Re: Review: GIN non-intrusive vacuum of posting tree

From: Andrew Borodin <borodin(at)octonica(dot)com>
To: Jeff Davis <pgsql(at)j-davis(dot)com>
Cc: PostgreSQL-development <pgsql-hackers(at)postgresql(dot)org>, Vladimir Borodin <root(at)simply(dot)name>
Subject: Re: Review: GIN non-intrusive vacuum of posting tree
Date: 2017-01-24 11:18:46
Message-ID: CAJEAwVHkhO8_nGTPD3MMKfvkgSbByW31RuCtSVdWYYh9d6XJ7w@mail.gmail.com
Views: Raw Message | Whole Thread | Download mbox | Resend email
Thread:
Lists: pgsql-hackers

Hello!

I see your point on alternatives. I will do my best to generate more
ideas on how vacuum can be done withing existing index structure, this
will take a day or two.
In this message I'll answer some questions.

2017-01-23 22:45 GMT+05:00 Jeff Davis <pgsql(at)j-davis(dot)com>:
> 1. I haven't seen the approach before of finding the parent of any
> empty subtree. While that sounds like a reasonable thing to do, it
> worries me to invent new approaches in an area as well-studied as
> btrees. The problem is less that it's too complex, and more that it's
> different. Future developers looking at this code will expect it to be
> either very simple or very standard, because it's just a posting list.
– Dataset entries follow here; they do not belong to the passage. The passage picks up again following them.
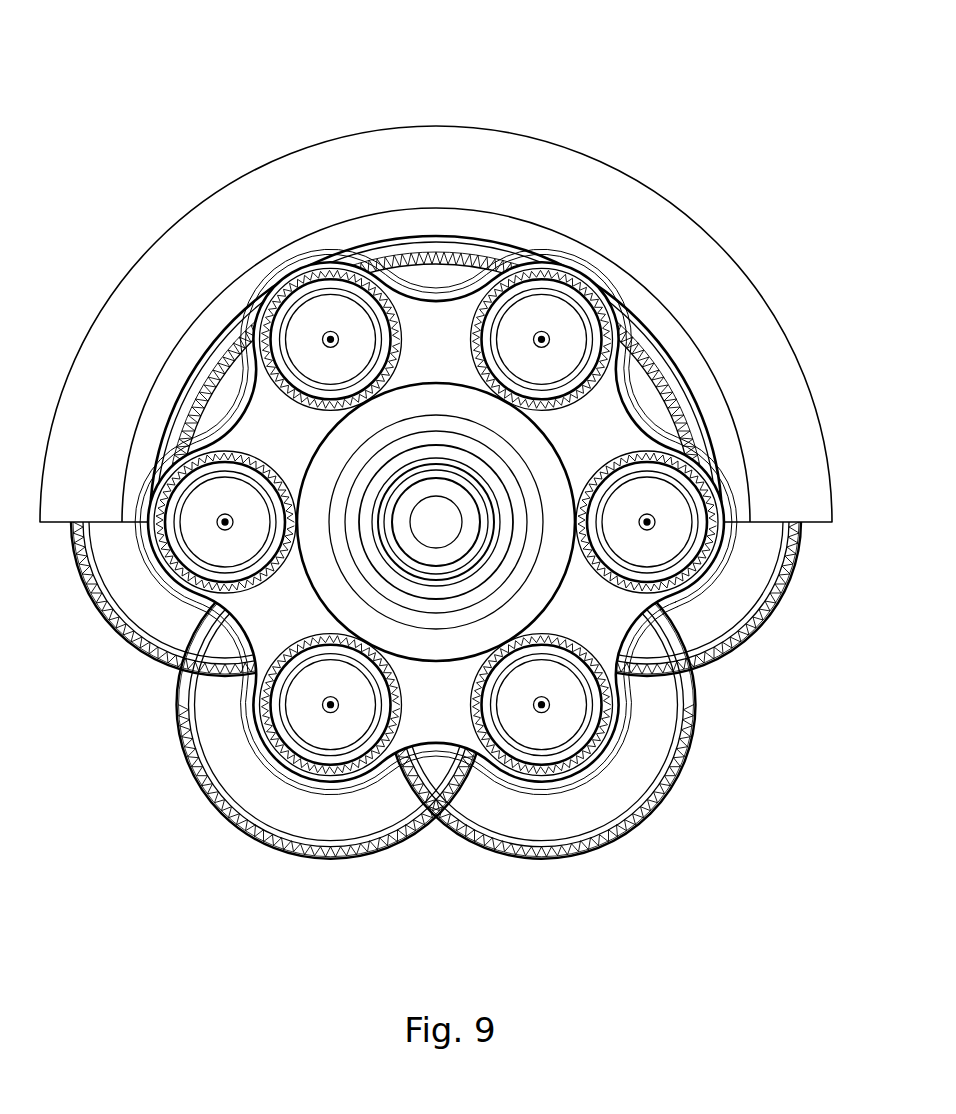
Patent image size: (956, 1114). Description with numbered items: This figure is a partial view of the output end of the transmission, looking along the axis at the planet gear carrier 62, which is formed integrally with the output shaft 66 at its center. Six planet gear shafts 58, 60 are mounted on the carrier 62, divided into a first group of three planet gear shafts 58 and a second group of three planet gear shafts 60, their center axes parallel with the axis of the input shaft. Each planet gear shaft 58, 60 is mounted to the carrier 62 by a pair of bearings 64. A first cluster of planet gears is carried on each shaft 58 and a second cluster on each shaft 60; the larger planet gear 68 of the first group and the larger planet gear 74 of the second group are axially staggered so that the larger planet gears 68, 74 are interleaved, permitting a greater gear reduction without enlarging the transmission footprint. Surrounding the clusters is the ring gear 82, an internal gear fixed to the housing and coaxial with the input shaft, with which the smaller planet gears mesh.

The planet gear shaft 58 is at (604, 300).
The planet gear shaft 60 is at (318, 298).
The planet gear carrier 62 is at (418, 320).
The bearing 64 is at (282, 298).
The output shaft 66 is at (557, 450).
The larger planet gear 68 is at (136, 598).
The larger planet gear 74 is at (768, 540).
The ring gear 82 is at (222, 387).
Technically, approach of locking a subtree is not novel. Lehman and
Yao focused on "that any process for manipulating the tree uses only a
small (constant) number of locks at any time." We are locking unknown
and possibly large amount of pages.

> 2. It relies on searches to only start from the very leftmost page
> (correct?). If someone wants to optimize the intersection of two
> posting trees later, they might break it if they don't understand the
> assumptions in this patch.

Searches start from root, to find a correct position.
But cuncurrency of the patch does not depend on that.
Patch relies on the idea, that at any given subtree, if:
1. There is no inserts within subtree (guaranteed by cleanup lock)
2. Every page was locked with Exclusive lock at least once, locks were
taken from left to right, without lock coupling.
than: there is no read searches within the subtree.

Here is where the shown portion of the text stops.